After seeing a call by Alan Levine on Twitter about a certain animated GIF festival under way, I began to see more of the familiar DS106 animated gif on different sites I follow. I’ve never made an animated gif before, and to be honest, I’ve never understood the cult-like fascination with them in DS106: “What do those guys do in DS106? Well, they make animated gifs. Word.” And so much more! What this means is I’ll start making many more animated gifs to keep the DS106 energy going over winter break. It wasn’t until I saw one by Andy Forgrave, Zack Dowell, Brian Lamb, and then the great Reverend himself, that I finally decided to give it a shot. I’m not one who’s inclined to follow tutorials in general. I end up learning much more about my own process while stumbling along the way toward the light. Having the community chime in via comments is especially helpful. Still rather new at the blogging scene compared to folks out there who model best practices and who’ve been at this since the beginning, I’ll follow their lead and leave comments enabled on my site. I’ve never understood why some well known and established bloggers disable comments on their sites. So, back to the lecture at hand, I’ve revise and improve thanks to you kind folks out there giving advice. While I know there’s a more acceptable way to do this with all due DIY artistic merit and pride in mind, here’s how I did it. I did a quick web search for animated gif generator and found Image Flip. Jim Groom’s Gun Crazy Gifs post is inspirational and right on the mark about the bigger picture context of American civilization in the wake of the Newtown tragedy. It really got me thinking about the obsession American culture, for good and bad, mostly worse, has for guns, violence and rugged-individualist machissimo. I chose Clint Eastwood in the unforgettable role of Dirty Harryin the most memorable scene from Sudden Impact. Harry soberly mutters early in the morning and before his first cup of coffee: “Go ahead, make my day.”

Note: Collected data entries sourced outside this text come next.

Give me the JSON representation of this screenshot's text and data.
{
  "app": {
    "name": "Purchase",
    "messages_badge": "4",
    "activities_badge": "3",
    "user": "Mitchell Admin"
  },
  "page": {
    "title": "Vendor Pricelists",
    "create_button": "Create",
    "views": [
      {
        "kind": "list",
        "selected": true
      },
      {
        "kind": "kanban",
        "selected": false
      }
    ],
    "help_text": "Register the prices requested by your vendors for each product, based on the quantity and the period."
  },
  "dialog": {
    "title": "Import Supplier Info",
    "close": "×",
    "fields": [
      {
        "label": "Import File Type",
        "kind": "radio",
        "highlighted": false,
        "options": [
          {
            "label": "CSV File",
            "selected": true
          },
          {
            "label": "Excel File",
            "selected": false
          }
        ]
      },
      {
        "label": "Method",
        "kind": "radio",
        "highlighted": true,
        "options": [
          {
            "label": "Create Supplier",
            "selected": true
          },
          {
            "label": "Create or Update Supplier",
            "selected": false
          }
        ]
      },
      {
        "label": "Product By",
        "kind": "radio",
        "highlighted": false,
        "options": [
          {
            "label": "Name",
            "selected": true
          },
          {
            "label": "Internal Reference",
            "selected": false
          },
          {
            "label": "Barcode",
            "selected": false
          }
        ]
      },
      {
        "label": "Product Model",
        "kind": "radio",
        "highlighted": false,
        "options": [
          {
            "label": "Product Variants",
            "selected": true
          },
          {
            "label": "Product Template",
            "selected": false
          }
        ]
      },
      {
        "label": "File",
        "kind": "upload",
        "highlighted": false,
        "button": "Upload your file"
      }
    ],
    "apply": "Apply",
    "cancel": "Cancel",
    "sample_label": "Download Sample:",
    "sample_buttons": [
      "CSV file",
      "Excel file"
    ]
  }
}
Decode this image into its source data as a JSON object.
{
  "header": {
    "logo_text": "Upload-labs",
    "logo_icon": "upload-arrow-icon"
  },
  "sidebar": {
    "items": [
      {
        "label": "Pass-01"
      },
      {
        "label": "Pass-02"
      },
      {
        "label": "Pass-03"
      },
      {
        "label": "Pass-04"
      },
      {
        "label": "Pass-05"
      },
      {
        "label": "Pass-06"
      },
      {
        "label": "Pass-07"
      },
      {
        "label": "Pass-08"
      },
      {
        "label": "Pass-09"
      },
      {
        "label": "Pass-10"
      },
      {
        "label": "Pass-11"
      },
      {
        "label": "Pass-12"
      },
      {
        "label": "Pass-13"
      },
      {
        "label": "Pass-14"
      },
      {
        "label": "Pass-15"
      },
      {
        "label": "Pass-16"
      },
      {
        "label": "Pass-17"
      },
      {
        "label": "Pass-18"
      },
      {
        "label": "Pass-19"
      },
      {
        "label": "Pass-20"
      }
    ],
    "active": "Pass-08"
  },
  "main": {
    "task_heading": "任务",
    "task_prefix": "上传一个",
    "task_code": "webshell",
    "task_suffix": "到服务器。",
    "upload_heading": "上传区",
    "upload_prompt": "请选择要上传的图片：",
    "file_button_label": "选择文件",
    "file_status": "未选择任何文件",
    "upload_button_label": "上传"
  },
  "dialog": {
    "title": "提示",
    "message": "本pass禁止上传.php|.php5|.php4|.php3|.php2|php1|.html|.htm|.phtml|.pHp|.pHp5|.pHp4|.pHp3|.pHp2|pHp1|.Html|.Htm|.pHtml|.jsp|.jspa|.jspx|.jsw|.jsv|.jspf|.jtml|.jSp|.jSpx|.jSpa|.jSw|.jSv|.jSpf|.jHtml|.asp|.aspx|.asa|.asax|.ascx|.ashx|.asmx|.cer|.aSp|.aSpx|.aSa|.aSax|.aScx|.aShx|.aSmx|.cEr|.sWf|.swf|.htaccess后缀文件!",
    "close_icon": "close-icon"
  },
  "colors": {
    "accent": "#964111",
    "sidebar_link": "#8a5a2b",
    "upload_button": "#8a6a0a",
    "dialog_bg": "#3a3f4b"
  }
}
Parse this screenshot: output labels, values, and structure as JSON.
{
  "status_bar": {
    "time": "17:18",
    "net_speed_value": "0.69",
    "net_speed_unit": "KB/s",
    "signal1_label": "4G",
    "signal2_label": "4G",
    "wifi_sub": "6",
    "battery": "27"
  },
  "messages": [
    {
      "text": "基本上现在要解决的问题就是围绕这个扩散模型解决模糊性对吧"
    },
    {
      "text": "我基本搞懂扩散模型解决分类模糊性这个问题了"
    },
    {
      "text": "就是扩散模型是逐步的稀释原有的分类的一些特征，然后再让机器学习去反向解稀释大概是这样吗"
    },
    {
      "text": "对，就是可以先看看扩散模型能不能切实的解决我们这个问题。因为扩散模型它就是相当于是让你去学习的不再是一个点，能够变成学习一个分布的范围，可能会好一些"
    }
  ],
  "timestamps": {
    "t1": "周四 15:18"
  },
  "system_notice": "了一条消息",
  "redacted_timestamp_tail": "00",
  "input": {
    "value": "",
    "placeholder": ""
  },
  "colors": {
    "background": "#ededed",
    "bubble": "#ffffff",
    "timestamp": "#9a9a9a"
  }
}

Using Image Flips’ markers, I isolated the segment and executed its automagical workflow to produce the animation. Only thing is, when it came time to embed it in a post, there wasn’t a share html embed code to use. I poked around a bit trying different code samples but to no avail. How does one get it disappear? Pretty lame. So I ended up downloading a trial copy of Screenflow and recorded about 2:30 minutes of my desktop playing the file. Then I used the cropping tool to isolate the clip alone and exported and uploaded to YouTube as an mp4. Voila! The Demo Copy watermark is there but hey, I’m now giffin’ it… sort of… not. My make-believe creation would be far more subtle and devious had I managed to conceal the video player controls at the bottom, set loop=true, etc. Almost fooled you, eh? Not too shabby for winging it and having a blast.
THis is a great GIF, now you have to use http://www.youtube.com/watch?v=Jq07qaox-L0 to get the actual video on your computer, then follow this tutorial using MPEG Streamclip and GIMP to finish off the GIF. http://ds106.us/wiki/index.php?title=Creating_Animated_GIFs_with_MPEG_Streamclip_and_GIMP
Go ahead, make my GIF Day 🙂 Also, if you;ve seen my GIFs you’d know there is nothing great about me.
@Jim I’ll check it out! Thanks for the pointer. And you are a great dude. Period.